Growing Up Romney
Before you catch a whiff of election rhetoric and run, give “Growing Up Romney: Mitt, Tagg, and the Romney family’s myth of self-reliance” a read. It avoids punditry in its profile of Mitt’s son Tagg Romney, and gives us a lot to think about in the cultural and social, as well as the political, realms.
Its subtitle says it all; author Noam Scheiber uses Tagg’s life as a way to address the myth of the self-made man in the Romney family and in the US more generally. Also at stake are questions about what we inherit, how we narrate our own lives, and what we’re really talking about when we throw around terms like “the 47%.”
A key quote:
In any other circumstance, the Romney myth would be innocuous enough, even constructive. The danger arises when a family myth intersects with a governing vision, when the stories a presidential candidate tells himself shape the policies he favors for everyone else.

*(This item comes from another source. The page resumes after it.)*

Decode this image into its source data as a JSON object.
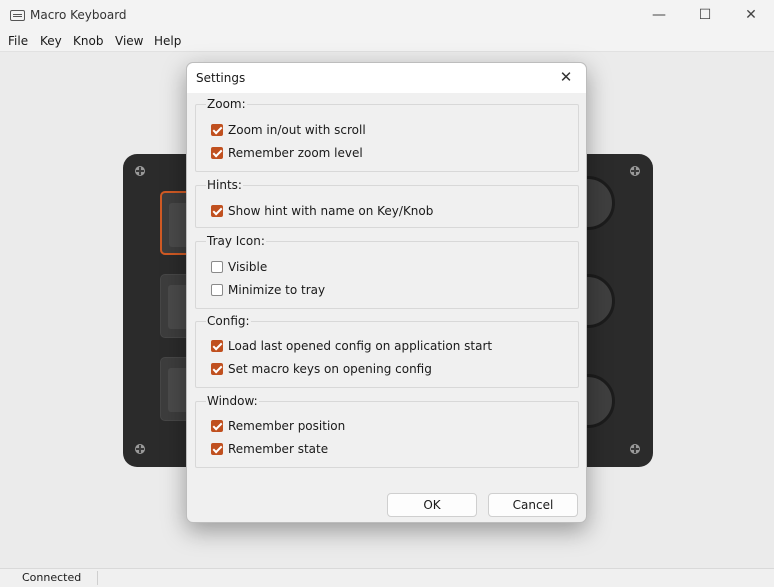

Though he has always been generous with his fellow worshipers and neighbors, Mitt has supported a budget that would likely slash programs people without his means depend on, such as child care and food stamps. He has endorsed cuts to Medicaid that could leave seniors unable to pay for nursing homes and middle-class families unable to fully provide for disabled children. His advice to aspiring entrepreneurs is to borrow money from their parents, even though most parents can’t oblige, however much they’d like to. Once you understand the Romney ethos, it makes sense that Mitt coolly dismissed nearly half the electorate as entitled takers.